On 5/7/2021 6:54 PM, Richard Guy Briggs wrote:
On 2021-05-07 14:03, Casey Schaufler wrote:
> On 5/7/2021 12:55 PM, Richard Guy Briggs wrote:
>> The *setxattr syscalls take 5 arguments. The SYSCALL record only lists
>> four arguments and only lists pointers of string values. The xattr name
>> string, value string and flags (5th arg) are needed by audit given the
>> syscall's main purpose.
>>
>> Add the auxiliary record AUDIT_XATTR (1336) to record the details not
>> available in the SYSCALL record including the name string, value string
>> and flags.
>>
>> Notes about field names:
>> - name is too generic, use xattr precedent from ima
>> - val is already generic value field name
>> - flags used by mmap, xflags new name
>>
>> Sample event with new record:
>> type=PROCTITLE msg=audit(05/07/2021 12:58:42.176:189) : proctitle=filecap /tmp/ls
dac_override
>> type=PATH msg=audit(05/07/2021 12:58:42.176:189) : item=0 name=(null) inode=25
dev=00:1e mode=file,755 ouid=root ogid=root rdev=00:00
obj=unconfined_u:object_r:user_tmp_t:s0 nametype=NORMAL cap_fp=none cap_fi=none cap_fe=0
cap_fver=0 cap_frootid=0
>> type=CWD msg=audit(05/07/2021 12:58:42.176:189) : cwd=/root
>> type=XATTR msg=audit(05/07/2021 12:58:42.176:189) :
xattr="security.capability" val=01 xflags=0x0
> Would it be sensible to break out the namespace from the attribute?
>
> attrspace="security" attrname="capability"
Do xattrs always follow this nomenclature? Or only the ones we care
about?
Xattrs always have a namespace (man 7 xattr) of "user", "trusted",
"system" or "security". It's possible that additional namespaces
will
be created in the future, although it seems unlikely given that only
"security" is widely used today.
> Why isn't val= quoted?
Good question. I guessed it should have been since it used
audit_log_untrustedstring(), but even the raw output is unquoted unless
it was converted by auditd to unquoted before being stored to disk due
to nothing offensive found in it since audit_log_n_string() does add
quotes. (hmmm, bit of a run-on sentence there...)
> The attribute value can be a .jpg or worse. I could even see it being an eBPF
> program (although That Would Be Wrong) so including it in an audit record could
> be a bit of a problem.
In these cases it would almost certainly get caught by the control
character test audit_string_contains_control() in
audit_log_n_untrustedstring() called from audit_log_untrustedstring()
and deliver it as hex.
In that case I'm more concerned with the potential size than with
quoting. One of original use cases proposed for xattrs (back in the
SGI Irix days) was to attach a bitmap to be used as the icon in file
browsers as an xattr. Another was to attach the build instructions
and source used to create a binary. None of that is information you'd
want to see in a audit record. On the other hand, if the xattr was an
eBPF program used to make access control decisions, you would want at
least a reference to it in the audit record.
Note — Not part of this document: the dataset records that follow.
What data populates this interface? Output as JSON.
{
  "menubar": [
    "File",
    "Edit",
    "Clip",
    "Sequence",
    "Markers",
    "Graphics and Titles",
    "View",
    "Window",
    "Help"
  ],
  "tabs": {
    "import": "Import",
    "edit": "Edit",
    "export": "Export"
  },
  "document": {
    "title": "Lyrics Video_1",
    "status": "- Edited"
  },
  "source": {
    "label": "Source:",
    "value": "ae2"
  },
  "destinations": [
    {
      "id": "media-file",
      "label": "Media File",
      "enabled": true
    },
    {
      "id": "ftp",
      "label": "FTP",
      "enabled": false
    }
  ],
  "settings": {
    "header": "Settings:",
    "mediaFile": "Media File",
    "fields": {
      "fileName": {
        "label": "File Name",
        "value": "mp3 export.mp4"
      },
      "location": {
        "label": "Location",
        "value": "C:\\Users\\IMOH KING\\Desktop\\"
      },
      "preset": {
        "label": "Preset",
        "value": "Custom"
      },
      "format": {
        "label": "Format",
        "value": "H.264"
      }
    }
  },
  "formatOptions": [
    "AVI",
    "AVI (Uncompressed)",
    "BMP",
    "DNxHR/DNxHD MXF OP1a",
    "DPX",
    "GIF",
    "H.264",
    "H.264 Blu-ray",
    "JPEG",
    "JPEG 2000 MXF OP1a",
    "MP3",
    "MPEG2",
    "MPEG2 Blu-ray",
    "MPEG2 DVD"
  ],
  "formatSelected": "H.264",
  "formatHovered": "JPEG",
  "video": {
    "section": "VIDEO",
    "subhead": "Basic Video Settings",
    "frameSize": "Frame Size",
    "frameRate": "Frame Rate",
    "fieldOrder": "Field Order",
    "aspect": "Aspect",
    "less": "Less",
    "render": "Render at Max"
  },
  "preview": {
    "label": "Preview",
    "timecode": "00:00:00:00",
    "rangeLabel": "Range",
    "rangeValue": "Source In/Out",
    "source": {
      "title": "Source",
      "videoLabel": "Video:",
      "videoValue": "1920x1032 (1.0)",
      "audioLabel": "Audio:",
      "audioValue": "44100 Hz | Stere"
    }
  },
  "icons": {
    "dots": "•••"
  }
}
> It seems that you might want to leave it up to the LSMs to
determine which xattr
> values are audited. An SELinux system may want to see "security.selinux"
values,
> but it probably doesn't care about "security.SMACK64TRANSMUTE" values.
Are you suggesting that any that don't follow this nomenclature are
irrelevant or harmless at best and are not worth recording?
Nope. I'm saying that unless an xattr is going to be used for security
related purposes it isn't security relevant and hence shouldn't go in
the audit trail. The "security" namespace indication may not be sufficient
to make that determination, although it's a pretty good indicator today.
As I pointed out, setting an attribute used by Smack on an SELinux system
is not security relevant.
There is nothing preventing an LSM from using "user" namespace attributes.
I could imagine a security policy that looks a user supplied attributes
(user.runasroot=never) and restricts when a program can be used. Thus, it
needs to be up to the LSM to decide if an attribute should be audited. We
have to leave ACLs as an exception, of course, because they don't (and in
their current form can't) use the LSM infrastructure.
This sounds like you are thinking about your LSM stacking patchset
that
issues a new record for each LSM attribute if there is more than one.
And any system that has multiple LSMs active should be able to indicate
all of interest.
There's some of that, but realize that Smack already uses multiple xattrs,
none of which are "security.selinux". Logging setting of
"security.SMACK64EXEC"
makes sense. Logging "security.MyDogHasNoNose" does not. On the other hand,
if Yama decided to start using that attribute you'd have to look for it as well.